Hi,
I'm somewhat new to bioinformatics, so please bear with me.
I'm running tophat2 on some fastq files using the HG38 as reference. This is the command that I ran:
tophat2 --b2-sensitive -G /home/fadhil/hg38_ref/lib/hg38.refGene.gtf -p 16 -o /home/data/mcf10_tophat_output /home/fadhil/Bowtie2Index/genome ./SRR925720_mcf10a.fastq
It takes about 8 hours, but in the end the mapping rate is almost 0%, it maps 3997 out of 31898079 reads. I'm not sure I understand why this is happening, although tophat emitted the following error consecutively as it was running:
Warning: Encountered reference sequence with only gaps
Ignoring any potential errors with the fastq files themselves, what could possibly be the problem here?

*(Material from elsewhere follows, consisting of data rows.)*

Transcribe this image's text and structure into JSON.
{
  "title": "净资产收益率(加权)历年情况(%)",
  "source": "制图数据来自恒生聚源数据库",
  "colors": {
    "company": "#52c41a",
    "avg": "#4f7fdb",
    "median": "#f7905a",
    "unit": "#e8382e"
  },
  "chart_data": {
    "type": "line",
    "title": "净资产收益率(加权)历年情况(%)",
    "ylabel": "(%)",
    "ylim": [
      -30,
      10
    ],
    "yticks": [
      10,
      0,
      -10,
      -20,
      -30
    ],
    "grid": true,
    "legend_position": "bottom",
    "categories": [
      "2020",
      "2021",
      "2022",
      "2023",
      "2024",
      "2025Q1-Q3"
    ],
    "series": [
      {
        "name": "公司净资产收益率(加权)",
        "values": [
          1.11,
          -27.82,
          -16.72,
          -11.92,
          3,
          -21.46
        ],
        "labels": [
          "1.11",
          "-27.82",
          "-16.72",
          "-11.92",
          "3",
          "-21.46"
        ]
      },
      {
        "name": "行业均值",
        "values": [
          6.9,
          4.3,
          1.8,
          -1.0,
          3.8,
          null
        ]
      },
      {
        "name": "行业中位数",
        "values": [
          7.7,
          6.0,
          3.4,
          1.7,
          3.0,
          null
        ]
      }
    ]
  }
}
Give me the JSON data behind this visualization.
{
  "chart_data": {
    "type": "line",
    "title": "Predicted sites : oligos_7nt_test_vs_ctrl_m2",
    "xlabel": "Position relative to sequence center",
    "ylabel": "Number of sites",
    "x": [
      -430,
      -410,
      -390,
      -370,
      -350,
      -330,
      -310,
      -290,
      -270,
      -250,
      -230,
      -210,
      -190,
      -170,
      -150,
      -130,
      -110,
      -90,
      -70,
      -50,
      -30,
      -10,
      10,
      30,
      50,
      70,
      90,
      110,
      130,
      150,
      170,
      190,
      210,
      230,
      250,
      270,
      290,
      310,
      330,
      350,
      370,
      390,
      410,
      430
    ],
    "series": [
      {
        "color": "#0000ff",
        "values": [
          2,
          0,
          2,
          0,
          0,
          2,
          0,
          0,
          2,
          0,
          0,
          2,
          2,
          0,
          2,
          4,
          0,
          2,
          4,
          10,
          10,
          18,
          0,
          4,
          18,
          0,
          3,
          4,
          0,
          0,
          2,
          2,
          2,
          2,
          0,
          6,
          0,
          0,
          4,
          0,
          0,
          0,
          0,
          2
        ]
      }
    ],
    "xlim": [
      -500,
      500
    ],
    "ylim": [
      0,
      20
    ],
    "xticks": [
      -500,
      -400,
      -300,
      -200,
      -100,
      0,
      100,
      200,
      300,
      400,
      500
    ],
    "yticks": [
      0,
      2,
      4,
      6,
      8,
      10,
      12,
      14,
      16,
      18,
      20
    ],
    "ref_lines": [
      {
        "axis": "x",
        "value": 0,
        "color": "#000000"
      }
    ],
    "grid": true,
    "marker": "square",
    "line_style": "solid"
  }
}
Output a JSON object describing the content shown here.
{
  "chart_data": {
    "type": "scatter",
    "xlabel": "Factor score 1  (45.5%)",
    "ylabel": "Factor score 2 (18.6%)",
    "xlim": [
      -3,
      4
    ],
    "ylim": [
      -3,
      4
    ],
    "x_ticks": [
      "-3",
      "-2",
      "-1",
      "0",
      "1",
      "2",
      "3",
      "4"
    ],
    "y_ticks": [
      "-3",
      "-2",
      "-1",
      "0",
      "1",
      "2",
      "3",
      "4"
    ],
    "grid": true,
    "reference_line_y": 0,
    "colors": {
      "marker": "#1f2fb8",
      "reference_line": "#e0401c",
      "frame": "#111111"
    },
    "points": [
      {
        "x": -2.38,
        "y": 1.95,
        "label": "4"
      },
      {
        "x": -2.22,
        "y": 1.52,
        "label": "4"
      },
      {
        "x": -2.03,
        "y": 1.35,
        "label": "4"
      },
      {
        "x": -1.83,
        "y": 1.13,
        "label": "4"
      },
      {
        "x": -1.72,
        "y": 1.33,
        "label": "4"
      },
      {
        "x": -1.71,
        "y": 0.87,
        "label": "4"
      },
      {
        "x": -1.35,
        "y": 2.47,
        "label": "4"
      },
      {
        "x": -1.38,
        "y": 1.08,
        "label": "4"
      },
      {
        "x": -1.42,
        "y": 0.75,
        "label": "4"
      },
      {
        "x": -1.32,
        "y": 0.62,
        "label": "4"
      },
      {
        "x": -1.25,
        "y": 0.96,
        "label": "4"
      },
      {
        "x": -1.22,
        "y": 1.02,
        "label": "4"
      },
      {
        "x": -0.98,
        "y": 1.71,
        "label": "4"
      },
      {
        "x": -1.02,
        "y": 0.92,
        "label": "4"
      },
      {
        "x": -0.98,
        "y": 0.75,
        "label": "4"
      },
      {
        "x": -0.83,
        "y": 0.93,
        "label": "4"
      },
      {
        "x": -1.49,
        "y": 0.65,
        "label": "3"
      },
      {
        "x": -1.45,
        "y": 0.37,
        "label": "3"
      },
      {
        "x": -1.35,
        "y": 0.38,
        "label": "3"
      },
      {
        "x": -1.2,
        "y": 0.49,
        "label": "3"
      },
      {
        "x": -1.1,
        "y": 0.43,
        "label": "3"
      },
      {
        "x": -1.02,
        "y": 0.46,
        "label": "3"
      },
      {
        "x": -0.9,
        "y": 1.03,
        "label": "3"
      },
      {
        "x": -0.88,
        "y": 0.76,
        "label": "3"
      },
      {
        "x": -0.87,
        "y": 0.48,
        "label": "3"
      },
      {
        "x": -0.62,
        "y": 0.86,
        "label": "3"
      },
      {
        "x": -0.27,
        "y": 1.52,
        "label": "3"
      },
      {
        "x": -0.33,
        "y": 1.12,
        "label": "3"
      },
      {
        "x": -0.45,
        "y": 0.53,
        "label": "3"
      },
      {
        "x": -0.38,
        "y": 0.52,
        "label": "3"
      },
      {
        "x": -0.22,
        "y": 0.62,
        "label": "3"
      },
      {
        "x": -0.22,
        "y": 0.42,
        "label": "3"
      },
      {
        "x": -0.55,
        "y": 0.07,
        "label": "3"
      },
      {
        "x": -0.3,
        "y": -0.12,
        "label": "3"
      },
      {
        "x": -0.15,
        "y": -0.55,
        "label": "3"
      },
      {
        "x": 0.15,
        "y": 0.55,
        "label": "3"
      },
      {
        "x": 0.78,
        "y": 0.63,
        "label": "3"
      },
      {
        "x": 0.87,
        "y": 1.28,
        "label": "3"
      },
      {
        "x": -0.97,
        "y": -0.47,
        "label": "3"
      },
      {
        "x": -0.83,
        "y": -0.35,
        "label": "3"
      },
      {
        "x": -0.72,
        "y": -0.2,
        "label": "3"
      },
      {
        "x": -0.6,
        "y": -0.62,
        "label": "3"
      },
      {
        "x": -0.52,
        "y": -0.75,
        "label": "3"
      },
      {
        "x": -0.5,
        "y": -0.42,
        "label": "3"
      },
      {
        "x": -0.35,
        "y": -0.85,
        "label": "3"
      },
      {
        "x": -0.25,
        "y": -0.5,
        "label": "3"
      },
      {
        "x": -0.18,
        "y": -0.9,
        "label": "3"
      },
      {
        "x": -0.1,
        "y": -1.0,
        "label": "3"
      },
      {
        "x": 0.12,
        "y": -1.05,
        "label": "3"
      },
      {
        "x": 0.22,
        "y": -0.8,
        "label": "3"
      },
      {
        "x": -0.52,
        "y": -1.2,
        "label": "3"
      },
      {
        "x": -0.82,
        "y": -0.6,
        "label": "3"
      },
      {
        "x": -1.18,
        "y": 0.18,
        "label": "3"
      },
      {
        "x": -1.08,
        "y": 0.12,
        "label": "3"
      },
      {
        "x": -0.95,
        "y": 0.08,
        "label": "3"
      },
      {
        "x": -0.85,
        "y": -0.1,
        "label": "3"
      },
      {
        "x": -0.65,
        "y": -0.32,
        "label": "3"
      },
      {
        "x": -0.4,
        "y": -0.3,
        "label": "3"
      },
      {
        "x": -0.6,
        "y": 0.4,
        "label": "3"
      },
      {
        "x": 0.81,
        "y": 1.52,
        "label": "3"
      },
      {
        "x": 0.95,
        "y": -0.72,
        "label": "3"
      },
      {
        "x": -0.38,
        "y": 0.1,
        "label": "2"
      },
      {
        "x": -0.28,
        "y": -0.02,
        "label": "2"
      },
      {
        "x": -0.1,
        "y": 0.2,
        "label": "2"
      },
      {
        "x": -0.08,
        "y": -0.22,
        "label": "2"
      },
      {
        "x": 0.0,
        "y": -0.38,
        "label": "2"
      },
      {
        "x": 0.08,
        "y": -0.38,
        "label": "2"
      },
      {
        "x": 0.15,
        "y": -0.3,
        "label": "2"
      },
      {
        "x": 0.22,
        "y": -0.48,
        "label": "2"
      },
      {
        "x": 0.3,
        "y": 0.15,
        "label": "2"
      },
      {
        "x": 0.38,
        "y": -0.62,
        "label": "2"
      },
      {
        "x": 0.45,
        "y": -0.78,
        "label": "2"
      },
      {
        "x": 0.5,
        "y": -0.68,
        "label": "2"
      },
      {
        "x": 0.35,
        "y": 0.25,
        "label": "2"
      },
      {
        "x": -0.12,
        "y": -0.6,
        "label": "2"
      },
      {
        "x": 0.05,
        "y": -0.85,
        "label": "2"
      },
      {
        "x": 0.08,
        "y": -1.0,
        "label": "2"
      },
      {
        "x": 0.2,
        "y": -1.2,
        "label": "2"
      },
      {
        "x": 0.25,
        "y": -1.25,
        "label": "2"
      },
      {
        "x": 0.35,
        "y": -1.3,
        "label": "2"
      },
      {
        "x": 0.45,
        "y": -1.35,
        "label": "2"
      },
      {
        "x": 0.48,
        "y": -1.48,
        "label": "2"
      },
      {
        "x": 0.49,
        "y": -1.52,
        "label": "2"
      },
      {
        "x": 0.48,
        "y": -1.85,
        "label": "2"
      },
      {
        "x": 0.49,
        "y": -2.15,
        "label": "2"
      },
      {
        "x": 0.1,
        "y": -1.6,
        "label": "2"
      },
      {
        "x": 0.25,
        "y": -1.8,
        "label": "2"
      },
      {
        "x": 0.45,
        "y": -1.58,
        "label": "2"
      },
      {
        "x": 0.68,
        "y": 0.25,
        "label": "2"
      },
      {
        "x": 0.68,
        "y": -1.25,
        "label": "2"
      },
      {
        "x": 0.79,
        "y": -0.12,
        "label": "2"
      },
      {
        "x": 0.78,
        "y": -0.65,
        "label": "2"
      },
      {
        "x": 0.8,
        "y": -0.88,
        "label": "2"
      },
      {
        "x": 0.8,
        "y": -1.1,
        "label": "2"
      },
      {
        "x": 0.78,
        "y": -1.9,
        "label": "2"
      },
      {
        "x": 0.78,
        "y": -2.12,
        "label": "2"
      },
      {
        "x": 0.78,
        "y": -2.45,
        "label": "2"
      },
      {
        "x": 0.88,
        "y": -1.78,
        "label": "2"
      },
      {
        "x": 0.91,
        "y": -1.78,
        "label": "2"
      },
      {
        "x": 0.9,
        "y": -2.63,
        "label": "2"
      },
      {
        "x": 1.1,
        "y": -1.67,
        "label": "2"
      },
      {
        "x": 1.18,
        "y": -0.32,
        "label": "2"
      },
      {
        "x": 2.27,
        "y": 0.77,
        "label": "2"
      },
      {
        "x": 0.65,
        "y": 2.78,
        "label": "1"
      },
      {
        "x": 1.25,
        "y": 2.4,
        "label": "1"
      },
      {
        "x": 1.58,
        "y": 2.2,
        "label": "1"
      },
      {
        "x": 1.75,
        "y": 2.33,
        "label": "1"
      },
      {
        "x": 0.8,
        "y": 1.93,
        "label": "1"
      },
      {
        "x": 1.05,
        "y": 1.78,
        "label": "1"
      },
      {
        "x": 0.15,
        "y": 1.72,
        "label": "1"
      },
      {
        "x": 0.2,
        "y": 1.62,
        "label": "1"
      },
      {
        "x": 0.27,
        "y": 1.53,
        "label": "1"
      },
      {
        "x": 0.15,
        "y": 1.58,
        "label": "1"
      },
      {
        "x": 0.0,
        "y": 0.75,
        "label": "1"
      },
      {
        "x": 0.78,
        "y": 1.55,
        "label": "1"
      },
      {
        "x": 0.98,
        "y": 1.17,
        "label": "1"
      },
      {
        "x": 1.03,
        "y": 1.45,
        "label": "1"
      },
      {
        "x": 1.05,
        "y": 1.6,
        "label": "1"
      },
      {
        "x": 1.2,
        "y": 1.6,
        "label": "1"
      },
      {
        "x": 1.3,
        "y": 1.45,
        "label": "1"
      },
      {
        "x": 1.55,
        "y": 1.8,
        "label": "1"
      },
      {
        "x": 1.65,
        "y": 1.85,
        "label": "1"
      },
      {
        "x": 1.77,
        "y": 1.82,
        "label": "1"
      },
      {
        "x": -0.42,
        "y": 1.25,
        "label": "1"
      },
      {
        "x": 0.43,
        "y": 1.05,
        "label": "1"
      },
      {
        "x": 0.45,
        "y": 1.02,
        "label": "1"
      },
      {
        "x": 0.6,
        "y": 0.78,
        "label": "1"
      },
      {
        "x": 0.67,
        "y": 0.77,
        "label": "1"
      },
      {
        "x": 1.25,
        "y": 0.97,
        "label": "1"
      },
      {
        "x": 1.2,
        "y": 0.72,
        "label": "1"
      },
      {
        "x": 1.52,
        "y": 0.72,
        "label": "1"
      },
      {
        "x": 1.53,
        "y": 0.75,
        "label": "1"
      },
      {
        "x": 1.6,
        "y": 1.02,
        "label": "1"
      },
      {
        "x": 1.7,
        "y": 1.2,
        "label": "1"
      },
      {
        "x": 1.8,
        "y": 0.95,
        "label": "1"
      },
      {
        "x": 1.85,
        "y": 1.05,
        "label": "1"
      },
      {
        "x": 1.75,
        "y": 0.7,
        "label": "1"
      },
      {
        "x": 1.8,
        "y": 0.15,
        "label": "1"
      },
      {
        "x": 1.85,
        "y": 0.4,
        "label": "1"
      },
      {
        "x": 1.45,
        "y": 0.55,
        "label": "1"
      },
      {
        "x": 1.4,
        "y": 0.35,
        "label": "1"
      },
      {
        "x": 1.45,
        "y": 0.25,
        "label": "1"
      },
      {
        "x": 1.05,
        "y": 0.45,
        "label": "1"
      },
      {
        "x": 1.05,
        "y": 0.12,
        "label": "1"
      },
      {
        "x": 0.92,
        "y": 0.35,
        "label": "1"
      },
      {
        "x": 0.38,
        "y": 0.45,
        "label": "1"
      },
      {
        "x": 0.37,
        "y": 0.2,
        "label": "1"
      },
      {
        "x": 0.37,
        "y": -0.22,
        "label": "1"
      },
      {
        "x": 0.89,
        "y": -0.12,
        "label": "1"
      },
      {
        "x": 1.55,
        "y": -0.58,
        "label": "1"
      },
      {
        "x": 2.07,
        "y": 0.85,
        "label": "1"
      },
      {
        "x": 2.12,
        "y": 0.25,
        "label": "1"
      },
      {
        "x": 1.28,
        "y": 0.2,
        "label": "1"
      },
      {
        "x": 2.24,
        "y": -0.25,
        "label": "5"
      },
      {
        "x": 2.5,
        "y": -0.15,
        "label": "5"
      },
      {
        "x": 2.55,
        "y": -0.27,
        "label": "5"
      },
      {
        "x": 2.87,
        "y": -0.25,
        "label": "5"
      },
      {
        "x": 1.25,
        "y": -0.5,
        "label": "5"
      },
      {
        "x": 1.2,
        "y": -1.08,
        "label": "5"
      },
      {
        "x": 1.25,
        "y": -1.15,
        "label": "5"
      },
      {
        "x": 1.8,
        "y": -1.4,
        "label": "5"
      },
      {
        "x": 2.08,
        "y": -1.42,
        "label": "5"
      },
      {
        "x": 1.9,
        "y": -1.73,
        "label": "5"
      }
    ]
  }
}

You should know that the old 'Tuxedo' pipeline of Tophat and Cufflinks is no longer the "advisable" tool for RNA-seq analysis. The software is deprecated/ in low maintenance and should be replaced by HISAT2, StringTie and ballgown. See this paper: Transcript-level expression analysis of RNA-seq experiments with HISAT, StringTie and Ballgown. (If you can't get access to that publication, let me know and I'll -cough- help you.) There are also other alternatives, including alignment with STAR and bbmap, or pseudo-alignment using salmon.